AR Philosophy > Legalities
U.S. High Court Debates Animal Cruelty Videos

WASHINGTON (CNN) -- The Supreme Court voiced deep free speech concerns
Tuesday about a law designed to stop the sale and marketing of videos
showing dog fights and other acts of animal cruelty.

The justices heard an hour of lively debate about the scope and intent of the decade-old statute that supporters say has done much to stop the spread of profiting from the torture and abuse of animals.

But media groups and the National Rifle Association were among those who say the law is overly broad.

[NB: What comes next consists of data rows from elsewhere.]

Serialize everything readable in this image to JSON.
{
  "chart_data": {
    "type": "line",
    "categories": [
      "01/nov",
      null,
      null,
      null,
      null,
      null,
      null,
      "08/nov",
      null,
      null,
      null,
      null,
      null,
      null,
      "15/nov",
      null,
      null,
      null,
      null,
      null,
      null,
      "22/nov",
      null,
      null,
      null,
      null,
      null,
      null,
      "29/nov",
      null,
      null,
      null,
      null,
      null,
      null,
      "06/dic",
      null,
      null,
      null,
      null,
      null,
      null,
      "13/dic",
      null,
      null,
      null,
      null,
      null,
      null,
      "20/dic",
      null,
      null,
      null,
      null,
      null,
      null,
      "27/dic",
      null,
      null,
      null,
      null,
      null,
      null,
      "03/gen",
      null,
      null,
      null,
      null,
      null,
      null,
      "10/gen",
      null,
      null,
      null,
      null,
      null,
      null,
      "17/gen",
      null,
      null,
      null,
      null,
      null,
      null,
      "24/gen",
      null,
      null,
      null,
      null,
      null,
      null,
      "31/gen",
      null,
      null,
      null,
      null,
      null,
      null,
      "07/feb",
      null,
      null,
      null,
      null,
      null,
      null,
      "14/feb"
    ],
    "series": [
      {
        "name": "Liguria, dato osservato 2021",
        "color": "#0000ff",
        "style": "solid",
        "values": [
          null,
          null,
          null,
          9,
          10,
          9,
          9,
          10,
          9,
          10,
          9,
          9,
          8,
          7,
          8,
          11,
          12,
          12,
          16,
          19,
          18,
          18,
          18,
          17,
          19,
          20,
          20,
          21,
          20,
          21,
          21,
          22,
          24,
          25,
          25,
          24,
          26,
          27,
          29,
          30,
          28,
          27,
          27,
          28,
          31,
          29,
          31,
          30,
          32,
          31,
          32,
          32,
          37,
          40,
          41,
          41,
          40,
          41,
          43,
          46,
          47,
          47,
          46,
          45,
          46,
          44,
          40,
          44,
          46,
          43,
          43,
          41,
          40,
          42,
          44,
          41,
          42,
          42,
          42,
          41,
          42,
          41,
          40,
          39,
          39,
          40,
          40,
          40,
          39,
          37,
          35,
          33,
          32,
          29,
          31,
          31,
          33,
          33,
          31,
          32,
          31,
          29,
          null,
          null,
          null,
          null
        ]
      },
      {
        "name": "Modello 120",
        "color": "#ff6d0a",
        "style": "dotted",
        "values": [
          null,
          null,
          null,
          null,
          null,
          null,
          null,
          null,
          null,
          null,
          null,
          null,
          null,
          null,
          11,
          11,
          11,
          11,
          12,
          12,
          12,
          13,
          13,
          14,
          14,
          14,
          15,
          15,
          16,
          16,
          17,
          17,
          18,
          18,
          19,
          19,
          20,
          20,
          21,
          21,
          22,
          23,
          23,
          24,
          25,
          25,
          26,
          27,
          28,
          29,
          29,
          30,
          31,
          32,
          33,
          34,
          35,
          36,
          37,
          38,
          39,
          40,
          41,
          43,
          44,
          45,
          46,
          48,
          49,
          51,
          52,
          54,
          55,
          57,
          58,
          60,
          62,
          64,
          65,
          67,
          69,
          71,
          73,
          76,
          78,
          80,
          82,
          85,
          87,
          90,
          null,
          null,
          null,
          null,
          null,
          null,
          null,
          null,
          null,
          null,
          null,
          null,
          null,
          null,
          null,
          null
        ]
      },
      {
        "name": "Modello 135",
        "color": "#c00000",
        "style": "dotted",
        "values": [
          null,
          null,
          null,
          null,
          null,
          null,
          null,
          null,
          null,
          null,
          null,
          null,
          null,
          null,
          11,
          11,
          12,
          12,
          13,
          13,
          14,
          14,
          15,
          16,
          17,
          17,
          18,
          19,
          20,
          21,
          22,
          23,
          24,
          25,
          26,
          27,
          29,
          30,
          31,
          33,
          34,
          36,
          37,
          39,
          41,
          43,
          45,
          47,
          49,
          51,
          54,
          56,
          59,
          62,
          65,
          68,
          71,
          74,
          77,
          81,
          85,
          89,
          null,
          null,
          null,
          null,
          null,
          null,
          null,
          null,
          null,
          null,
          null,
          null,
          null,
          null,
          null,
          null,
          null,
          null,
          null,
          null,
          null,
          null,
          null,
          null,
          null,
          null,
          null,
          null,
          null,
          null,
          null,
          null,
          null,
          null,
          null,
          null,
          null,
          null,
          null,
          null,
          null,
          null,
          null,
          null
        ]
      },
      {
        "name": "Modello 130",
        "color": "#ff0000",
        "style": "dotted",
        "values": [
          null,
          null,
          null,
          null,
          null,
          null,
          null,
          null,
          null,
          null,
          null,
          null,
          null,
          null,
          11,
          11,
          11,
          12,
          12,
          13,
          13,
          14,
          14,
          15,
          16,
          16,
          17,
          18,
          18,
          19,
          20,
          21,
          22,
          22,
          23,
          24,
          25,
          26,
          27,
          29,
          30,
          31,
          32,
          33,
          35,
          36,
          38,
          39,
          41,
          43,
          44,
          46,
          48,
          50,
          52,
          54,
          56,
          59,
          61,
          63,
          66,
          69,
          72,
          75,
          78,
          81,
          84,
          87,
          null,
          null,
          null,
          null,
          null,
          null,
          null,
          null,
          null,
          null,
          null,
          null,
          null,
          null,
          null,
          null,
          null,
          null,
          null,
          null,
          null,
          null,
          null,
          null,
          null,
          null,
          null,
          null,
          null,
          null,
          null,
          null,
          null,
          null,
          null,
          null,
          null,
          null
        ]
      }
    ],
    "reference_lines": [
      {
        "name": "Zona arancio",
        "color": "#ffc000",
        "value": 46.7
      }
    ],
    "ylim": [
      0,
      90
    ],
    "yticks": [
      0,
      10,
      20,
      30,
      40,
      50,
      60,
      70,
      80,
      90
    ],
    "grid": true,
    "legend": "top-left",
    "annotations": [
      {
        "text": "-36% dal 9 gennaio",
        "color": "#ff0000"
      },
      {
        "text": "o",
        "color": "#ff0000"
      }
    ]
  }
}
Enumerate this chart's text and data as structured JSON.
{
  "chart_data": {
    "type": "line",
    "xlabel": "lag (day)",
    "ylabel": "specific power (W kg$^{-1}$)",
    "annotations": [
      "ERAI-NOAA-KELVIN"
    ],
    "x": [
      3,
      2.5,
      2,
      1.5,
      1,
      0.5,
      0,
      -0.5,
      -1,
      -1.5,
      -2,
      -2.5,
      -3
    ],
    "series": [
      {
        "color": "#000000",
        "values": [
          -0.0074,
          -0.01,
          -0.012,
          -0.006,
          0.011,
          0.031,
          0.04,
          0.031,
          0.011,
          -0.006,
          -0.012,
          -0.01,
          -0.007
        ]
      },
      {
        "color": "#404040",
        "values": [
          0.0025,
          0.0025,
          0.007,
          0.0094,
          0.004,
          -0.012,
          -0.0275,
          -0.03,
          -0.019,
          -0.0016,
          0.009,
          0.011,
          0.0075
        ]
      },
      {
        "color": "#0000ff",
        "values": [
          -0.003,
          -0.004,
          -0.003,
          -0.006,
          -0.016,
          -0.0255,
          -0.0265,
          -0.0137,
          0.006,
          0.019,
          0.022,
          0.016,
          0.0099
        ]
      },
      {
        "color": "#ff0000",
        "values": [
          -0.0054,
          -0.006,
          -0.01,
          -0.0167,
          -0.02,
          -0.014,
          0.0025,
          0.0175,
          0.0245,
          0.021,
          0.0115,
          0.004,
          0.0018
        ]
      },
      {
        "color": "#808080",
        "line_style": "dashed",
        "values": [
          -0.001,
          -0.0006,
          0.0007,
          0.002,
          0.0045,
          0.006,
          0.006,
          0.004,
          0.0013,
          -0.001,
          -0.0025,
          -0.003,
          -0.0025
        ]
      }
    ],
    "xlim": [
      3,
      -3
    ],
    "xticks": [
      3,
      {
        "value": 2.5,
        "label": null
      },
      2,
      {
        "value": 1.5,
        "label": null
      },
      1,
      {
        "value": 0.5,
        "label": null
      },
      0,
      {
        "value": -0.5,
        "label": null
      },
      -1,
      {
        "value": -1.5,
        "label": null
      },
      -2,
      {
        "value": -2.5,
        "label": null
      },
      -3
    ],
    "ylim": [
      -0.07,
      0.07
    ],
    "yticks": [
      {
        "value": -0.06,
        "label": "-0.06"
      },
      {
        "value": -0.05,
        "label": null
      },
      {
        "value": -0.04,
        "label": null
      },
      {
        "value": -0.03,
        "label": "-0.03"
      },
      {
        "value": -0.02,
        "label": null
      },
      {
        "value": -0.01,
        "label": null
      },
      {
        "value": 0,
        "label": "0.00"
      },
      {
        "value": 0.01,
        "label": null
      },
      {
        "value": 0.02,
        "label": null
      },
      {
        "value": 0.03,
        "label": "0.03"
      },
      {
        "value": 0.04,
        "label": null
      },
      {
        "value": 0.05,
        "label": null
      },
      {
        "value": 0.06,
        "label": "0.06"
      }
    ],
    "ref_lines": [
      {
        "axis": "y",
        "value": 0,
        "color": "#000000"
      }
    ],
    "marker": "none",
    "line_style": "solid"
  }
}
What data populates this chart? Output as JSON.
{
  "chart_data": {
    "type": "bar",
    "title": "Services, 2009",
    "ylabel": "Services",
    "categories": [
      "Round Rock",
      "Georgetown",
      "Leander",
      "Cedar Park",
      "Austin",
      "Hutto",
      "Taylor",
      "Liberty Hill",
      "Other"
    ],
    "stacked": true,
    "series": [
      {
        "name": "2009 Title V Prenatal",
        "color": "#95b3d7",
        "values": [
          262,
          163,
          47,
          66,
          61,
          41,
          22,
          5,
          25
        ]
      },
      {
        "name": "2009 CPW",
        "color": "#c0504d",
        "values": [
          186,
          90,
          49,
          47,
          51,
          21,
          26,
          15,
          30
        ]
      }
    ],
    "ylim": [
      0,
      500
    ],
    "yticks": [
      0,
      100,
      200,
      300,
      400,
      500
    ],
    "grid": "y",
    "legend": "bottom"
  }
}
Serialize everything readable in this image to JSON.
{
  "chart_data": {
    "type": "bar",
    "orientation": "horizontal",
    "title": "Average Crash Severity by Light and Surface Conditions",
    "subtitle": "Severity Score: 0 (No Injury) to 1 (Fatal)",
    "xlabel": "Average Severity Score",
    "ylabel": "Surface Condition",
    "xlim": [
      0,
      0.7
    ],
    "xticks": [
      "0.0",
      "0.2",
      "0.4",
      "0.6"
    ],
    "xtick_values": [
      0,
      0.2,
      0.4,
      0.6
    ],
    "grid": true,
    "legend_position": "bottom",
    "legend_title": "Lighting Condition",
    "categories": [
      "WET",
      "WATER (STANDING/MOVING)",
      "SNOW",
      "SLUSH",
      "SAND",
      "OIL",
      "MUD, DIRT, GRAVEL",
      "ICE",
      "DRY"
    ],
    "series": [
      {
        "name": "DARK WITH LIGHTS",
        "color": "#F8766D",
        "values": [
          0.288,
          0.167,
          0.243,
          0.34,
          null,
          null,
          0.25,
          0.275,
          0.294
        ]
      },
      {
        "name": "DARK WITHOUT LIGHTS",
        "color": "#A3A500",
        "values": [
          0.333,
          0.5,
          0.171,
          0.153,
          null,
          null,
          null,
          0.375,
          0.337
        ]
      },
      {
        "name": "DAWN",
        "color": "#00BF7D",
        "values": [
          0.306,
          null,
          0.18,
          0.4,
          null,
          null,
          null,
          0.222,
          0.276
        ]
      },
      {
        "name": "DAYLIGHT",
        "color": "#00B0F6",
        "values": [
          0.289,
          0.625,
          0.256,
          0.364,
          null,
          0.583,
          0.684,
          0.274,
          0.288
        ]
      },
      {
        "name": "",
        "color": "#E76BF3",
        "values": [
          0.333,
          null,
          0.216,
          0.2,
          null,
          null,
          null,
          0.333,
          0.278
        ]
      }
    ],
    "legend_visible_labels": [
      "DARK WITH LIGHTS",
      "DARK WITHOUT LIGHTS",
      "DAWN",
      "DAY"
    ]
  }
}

"It's not up to the government to decide what are people's worst instincts," said Justice Antonin Scalia. "One can contemplate a lot of other areas, where government could say: You are appealing to people's worst instincts, and, therefore, movies cannot be made" showing dramatized depictions of animals being abused, for example.

"What about people who like to see human sacrifices?" asked Justice Samuel Alito, somewhat sarcastically. "Suppose that is legally taking place someplace in the world. I mean, people here would probably love to see it. Live, pay-per-view, you know, on the Human Sacrifice Channel. They have a point of view they want to express. That's okay?" He seemed to indicate strongly it was not, and that lawmakers would have discretion to block it.
The government had argued a "compelling interest" in stopping people who would profit from dog attack tapes and similar depictions.

The case is U.S. vs. Stevens (08-769) and a ruling is expected in several months.